Karpathy's most telling moment came when he described what happens when you ask a state-of-the-art model to be funny. "If you go to like state-of-the-art model and you ask it, tell me a joke. Do you know what joke you're going to get? There's the joke. I can't tell you like the standard form of it, but I do feel like ChatGPT has like three jokes." The specific joke—why do scientists not trust atoms? Because they make everything—appeared in Forbes's reporting on the same interview, where Karpathy noted it's the same joke from three to four years ago. "It's outside of the reinforcement learning. It's outside of what's being improved. It's part of the jaggedness."
This is not a minor observation. It's the clearest articulation of what Karpathy calls "jagged intelligence"—the property where models are brilliant inside verifiable domains (code, math, formal reasoning) but meandering and stuck outside them. Humor is one data point. Asking clarifying questions is another. "I think they have a tough time with nuance of maybe what I had in mind or what I intended and when to ask clarifying questions," Karpathy said. "Anything that feels softer is worse."
The implication cuts both ways. If intelligence is jagged, then the things AI does well are genuinely, durably well—and the things it does poorly may stay poor for a long time, no matter how much overall capability improves. The joke doesn't get better because there's no reward signal for jokes. No unit test for humor. The RL-verifiable domains get optimized; everything else plateaus.
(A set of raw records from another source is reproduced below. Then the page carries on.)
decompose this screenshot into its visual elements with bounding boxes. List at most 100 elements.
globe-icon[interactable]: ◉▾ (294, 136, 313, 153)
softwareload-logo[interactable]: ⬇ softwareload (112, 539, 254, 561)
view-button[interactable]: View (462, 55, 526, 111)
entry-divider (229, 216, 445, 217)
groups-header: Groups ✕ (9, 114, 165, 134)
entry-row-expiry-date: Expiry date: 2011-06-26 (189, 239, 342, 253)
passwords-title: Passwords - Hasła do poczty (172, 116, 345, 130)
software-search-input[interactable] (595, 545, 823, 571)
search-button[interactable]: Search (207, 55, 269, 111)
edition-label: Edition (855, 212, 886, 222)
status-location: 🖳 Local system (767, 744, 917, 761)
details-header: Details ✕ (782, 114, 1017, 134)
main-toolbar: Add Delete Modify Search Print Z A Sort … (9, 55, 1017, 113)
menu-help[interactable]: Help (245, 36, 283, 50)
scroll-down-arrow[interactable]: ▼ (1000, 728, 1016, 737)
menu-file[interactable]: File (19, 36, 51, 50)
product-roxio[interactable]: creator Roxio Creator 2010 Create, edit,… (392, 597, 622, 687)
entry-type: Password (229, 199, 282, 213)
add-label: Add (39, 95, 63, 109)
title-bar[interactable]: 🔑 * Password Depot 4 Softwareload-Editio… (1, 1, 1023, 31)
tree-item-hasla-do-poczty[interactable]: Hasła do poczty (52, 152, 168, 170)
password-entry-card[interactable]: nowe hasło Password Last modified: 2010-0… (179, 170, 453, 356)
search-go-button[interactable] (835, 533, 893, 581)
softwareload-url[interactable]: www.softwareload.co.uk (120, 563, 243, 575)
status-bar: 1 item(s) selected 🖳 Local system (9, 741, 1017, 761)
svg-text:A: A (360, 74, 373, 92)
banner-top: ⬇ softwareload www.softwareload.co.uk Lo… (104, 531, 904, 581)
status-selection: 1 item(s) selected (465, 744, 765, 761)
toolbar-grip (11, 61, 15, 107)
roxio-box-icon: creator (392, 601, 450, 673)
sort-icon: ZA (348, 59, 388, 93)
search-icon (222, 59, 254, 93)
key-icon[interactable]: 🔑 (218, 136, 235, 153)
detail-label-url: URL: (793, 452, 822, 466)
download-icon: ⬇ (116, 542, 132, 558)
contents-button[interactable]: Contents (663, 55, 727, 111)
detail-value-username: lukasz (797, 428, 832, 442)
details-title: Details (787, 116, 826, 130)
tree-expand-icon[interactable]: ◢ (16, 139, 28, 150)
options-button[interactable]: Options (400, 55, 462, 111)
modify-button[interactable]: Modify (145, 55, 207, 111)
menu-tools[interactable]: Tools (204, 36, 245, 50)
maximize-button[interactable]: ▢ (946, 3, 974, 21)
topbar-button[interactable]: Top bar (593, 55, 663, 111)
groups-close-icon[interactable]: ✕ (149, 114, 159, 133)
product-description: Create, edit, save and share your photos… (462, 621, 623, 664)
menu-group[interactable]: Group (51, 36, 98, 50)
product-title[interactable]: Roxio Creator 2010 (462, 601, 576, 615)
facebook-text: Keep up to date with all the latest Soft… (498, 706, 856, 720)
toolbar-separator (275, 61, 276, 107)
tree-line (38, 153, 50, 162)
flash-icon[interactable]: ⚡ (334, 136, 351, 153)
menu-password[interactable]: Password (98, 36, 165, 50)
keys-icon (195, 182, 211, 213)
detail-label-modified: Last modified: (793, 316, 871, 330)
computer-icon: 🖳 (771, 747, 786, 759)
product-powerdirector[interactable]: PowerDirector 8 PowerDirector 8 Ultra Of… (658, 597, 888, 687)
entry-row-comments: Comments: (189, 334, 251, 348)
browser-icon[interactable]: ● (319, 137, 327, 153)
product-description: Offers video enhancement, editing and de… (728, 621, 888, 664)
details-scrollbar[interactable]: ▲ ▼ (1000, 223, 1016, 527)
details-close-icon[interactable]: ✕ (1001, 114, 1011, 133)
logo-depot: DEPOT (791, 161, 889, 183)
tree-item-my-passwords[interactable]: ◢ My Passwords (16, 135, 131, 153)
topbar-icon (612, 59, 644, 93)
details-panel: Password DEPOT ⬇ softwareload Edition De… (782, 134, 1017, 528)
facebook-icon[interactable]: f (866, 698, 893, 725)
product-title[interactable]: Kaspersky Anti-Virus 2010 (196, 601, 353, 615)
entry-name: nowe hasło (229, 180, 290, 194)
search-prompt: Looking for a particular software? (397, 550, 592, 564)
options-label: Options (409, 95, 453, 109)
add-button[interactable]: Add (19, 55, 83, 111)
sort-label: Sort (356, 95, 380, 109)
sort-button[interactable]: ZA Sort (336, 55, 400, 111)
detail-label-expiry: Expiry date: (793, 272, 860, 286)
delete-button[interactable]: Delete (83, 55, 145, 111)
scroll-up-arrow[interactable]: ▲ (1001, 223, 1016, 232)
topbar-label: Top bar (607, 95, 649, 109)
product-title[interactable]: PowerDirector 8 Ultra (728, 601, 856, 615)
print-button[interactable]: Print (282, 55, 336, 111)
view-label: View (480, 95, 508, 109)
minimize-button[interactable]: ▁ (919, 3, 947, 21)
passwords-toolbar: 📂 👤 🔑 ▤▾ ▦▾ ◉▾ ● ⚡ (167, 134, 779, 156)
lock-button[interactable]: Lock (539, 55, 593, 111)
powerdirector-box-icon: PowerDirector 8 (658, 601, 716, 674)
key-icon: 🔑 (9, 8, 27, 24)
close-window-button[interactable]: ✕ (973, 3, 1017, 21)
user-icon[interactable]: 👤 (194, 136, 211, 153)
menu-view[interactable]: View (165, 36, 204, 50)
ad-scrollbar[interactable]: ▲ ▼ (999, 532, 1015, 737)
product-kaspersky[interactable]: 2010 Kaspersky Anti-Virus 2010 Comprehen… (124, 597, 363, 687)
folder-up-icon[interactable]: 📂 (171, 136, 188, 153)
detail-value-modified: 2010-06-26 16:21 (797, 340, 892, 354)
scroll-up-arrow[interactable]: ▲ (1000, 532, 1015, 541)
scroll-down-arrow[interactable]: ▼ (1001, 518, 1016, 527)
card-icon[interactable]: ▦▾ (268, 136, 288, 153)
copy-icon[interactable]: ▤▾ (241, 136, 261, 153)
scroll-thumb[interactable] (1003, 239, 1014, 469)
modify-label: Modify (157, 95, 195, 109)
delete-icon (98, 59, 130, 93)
Karpathy has his own answer to this: microGPT, his ongoing obsession with boiling a GPT model down to its absolute essentials. The result is roughly 200 lines of Python with no dependencies—no PyTorch, no CUDA, just the algorithm. Dataset loading, tokenizer, autograd engine, GPT-2 architecture, Adam optimizer, training loop, inference. He asked an AI to explain it and found the agent could follow the code perfectly. "It can't come up with it, but it totally gets it and understands why it's done in a certain way." His contribution, he says, is the 200 lines. The rest is already commodity.
He also built Dobby.
Dobby is Karpathy's home automation system, named after the elf from Harry Potter. It runs on a local language model with a camera pointed at his driveway, a change-detection layer, and a vision model that watches for visitors. FedEx pulled up last week and Dobby sent him a WhatsApp message with an image: "Hey, a FedEx truck just pulled up." It controls his Sonos speakers, lights, HVAC, shades, pool, spa, and security system. He decommissioned six separate apps. "Instead of six apps, I just text Dobby."
On open source, Karpathy gave a unusually specific timeline. Closed frontier models are ahead, but the gap has compressed. "It started with there's nothing, and then it went to 18 months. Yeah, but even convergence, right? So maybe they're behind by like, what is the latest, maybe like eight months, eight months kind of thing right now." He compared it to Linux: the closed systems are Windows and Mac OS, but Linux runs most of the internet because the industry needs a common open platform. "I think the same is true now."
The question of why he left the frontier labs received the longest answer of the interview. "I feel like a bit more aligned with humanity in a certain sense outside of frontier lab, because I don't—I'm not subject to those pressures almost, right? And I can't say whatever I want." He described the internal pull of staying close to what labs are building, but also the cost: you can't be a completely free agent inside one. "When the stakes are really high, if you're an employee at an organization, I don't actually know how much sway you're going to have on your organization."
The auto-research run is the part worth sitting with. A single researcher, sleeping, watched by a system that ran more experiments overnight than he would have run in months. It found something he'd missed. The code it improved was his own. And the metric it optimized—a lower bits-per-byte score on a language model—is exactly the kind of thing that RL-verifiable domain that makes this all work.
Outside that domain, the joke is still the same.